Abriss und Neubau: So stellt sich Wolfgang Moll den städtischen Busbahnhof an einem neuen S-Bahnhof (rechts) vor. Hinter dem linken Gebäudeschenkel soll dann der zweite Busbahnhofsteil für die Regionalbusse sein. grafik: Wolfgang MOll

Soll der Bahnhof neu gebaut werden?

Dachau - Das Gelände rund um den Dachauer Bahnhof soll neu geplant werden. Nun ist die Frage: mit einem Neubau des Bahnhofs - oder nicht?

Soll das vorhandene Dachauer Bahnhofsgebäude bei einer kompletten Neugestaltung des Bereichs westlich der Bahnstrecke erhalten bleiben oder einem modernen behinderten- und bedarfsgerechten Neubau weichen? Diese Frage war auch bei der jüngsten Sitzung des Umwelt- und Verkehrsausschusses des Dachauer Stadtrats Thema.

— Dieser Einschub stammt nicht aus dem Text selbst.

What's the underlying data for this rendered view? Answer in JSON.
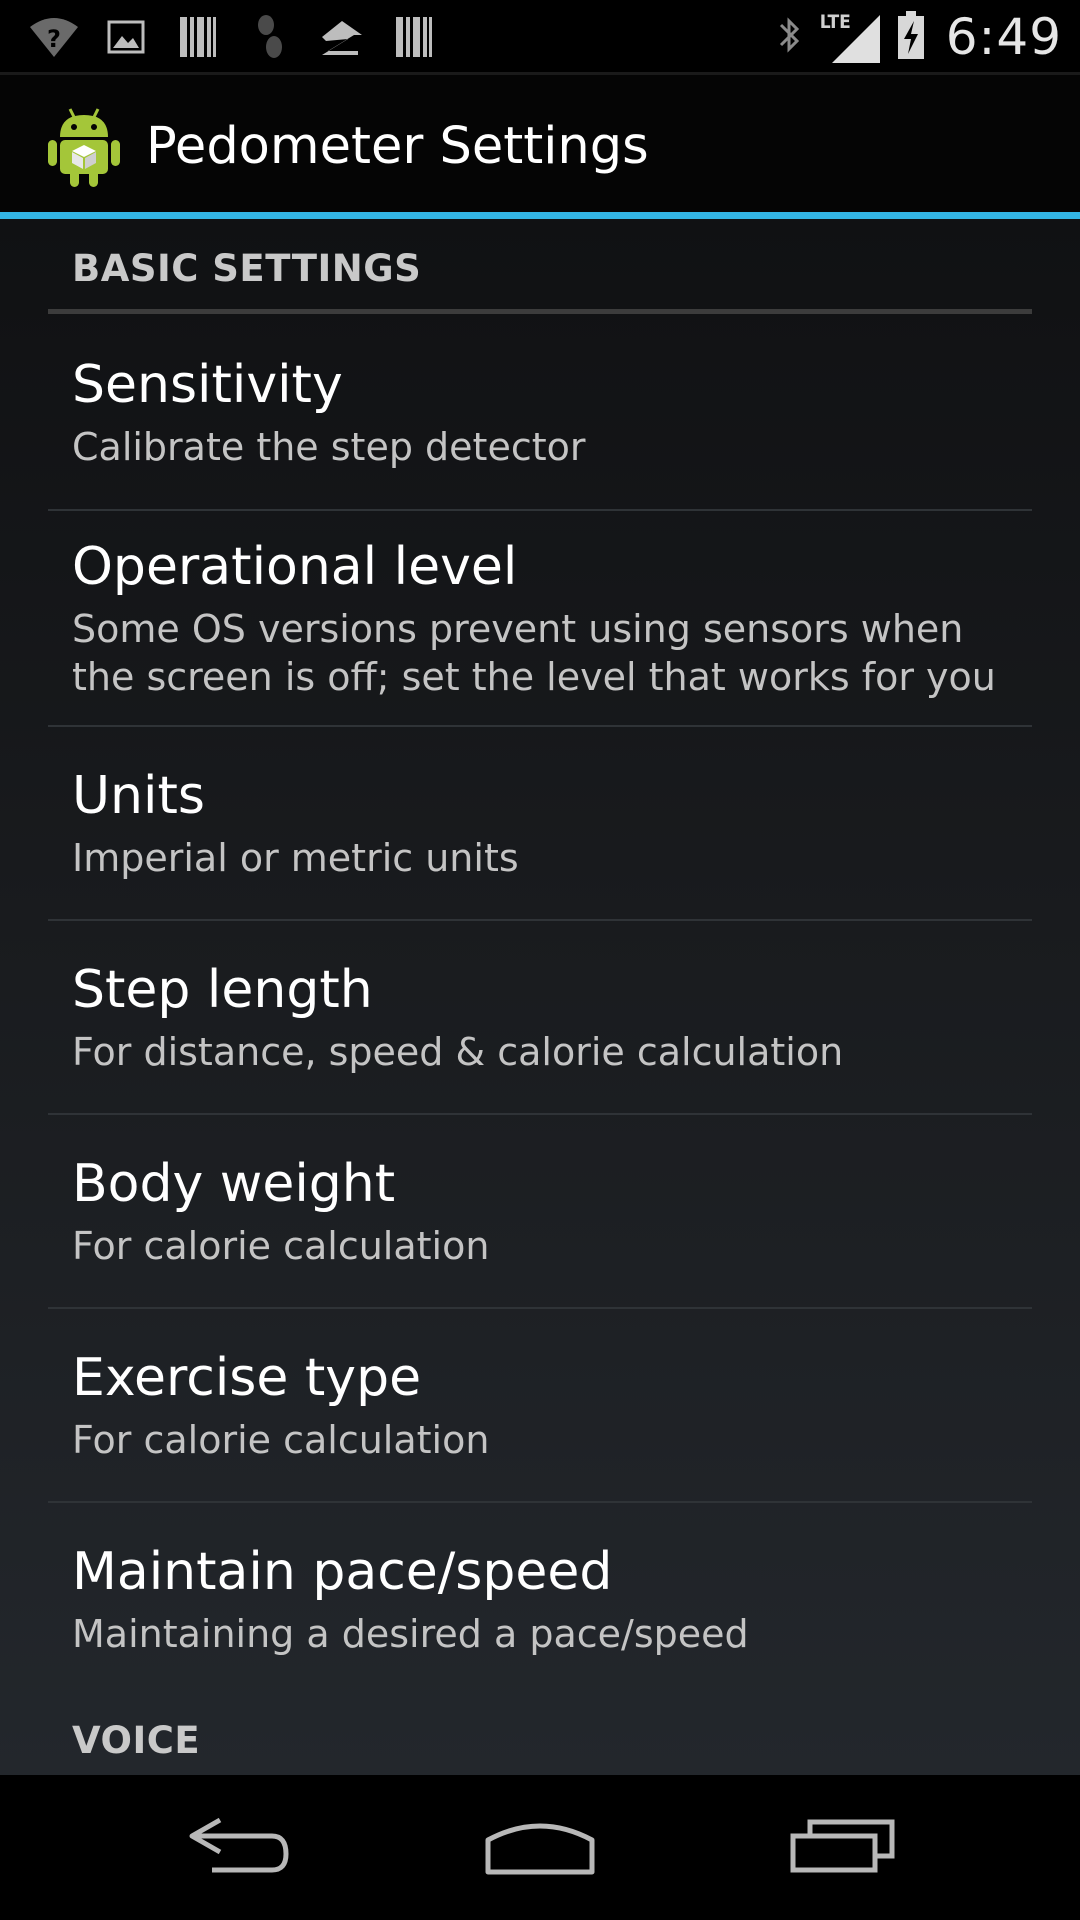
{
  "status_bar": {
    "time": "6:49",
    "network": "LTE",
    "left_icons": [
      "wifi-question-icon",
      "image-icon",
      "barcode-icon",
      "footprint-icon",
      "zillow-icon",
      "barcode-icon"
    ],
    "right_icons": [
      "bluetooth-icon",
      "signal-icon",
      "battery-charging-icon"
    ]
  },
  "action_bar": {
    "title": "Pedometer Settings",
    "logo": "android-icon"
  },
  "sections": {
    "basic": {
      "header": "BASIC SETTINGS"
    },
    "voice": {
      "header": "VOICE"
    }
  },
  "prefs": [
    {
      "title": "Sensitivity",
      "summary": "Calibrate the step detector"
    },
    {
      "title": "Operational level",
      "summary_lines": [
        "Some OS versions prevent using sensors when",
        "the screen is off; set the level that works for you"
      ]
    },
    {
      "title": "Units",
      "summary": "Imperial or metric units"
    },
    {
      "title": "Step length",
      "summary": "For distance, speed & calorie calculation"
    },
    {
      "title": "Body weight",
      "summary": "For calorie calculation"
    },
    {
      "title": "Exercise type",
      "summary": "For calorie calculation"
    },
    {
      "title": "Maintain pace/speed",
      "summary": "Maintaining a desired a pace/speed"
    }
  ],
  "nav_bar": {
    "buttons": [
      "back-icon",
      "home-icon",
      "recent-apps-icon"
    ]
  },
  "colors": {
    "accent": "#33b5e5",
    "android_green": "#a4c639"
  }
}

Ausgesprochen überrascht hatte sich Stadtrat und Tourismusreferent Wolfgang Moll (parteilos) gezeigt, dass derselbe Ausschuss in der vorhergehenden Sitzung bei den Kriterien für einen Planungs-Wettbewerb auf dem Erhalt des Bahnhofsgebäudes bestanden hat. Doch: „Wir haben kein eindeutiges Signal von der Bahn, ob das Bahnhofsgebäude stehen bleiben muss“, sagte in der jüngsten Sitzung Oberbürgermeister Florian Hartmann (SPD). Deshalb habe sich die Stadt entschlossen, die Planung mit Gebäude-Erhalt zu starten, „denn wir wollten jetzt einfach mal anfangen.“

„Ein größerer Umgriff wäre vernünftig“, pflichtete auch Bauamtsleiter Michael Simon dem Antrag von Wolfgang Moll zu. Er will Wettbewerbsvarianten zuzulassen, die einen Abriss des bestehenden Bahnhofs und Neubau vorsieht. In seiner Antragsbegründung hatte Moll geschrieben, die gegenwärtig zu geringe Bautiefe des Bahnhofsgebäudes verhindere eine anderweitige, stimmige Nutzung etwa in Bereichen von Erwachsenenbildung, Musikschule oder Seminarzentrum und Dienstleistern aus dem sozialen Bereich. Da jedoch der Dachauer Bahnhof werktäglich von mehr als 20 000 Passanten und Fahrgästen frequentiert werde, biete sich an dieser Stelle die einmalige Chance einer städtebaulich nachhaltigen Entwicklung für den Bahnhof und das gesamte Umfeld. Deshalb sollten der Wettbewerb wie auch die Bürgerbeteiligung für Varianten geöffnet werden, die einen Abriss des Altbaus und den Neubau des Bahnhofs zulassen. Denn noch stehe das gegenwärtige Bahnhofsgebäude (noch) nicht unter Denkmalschutz.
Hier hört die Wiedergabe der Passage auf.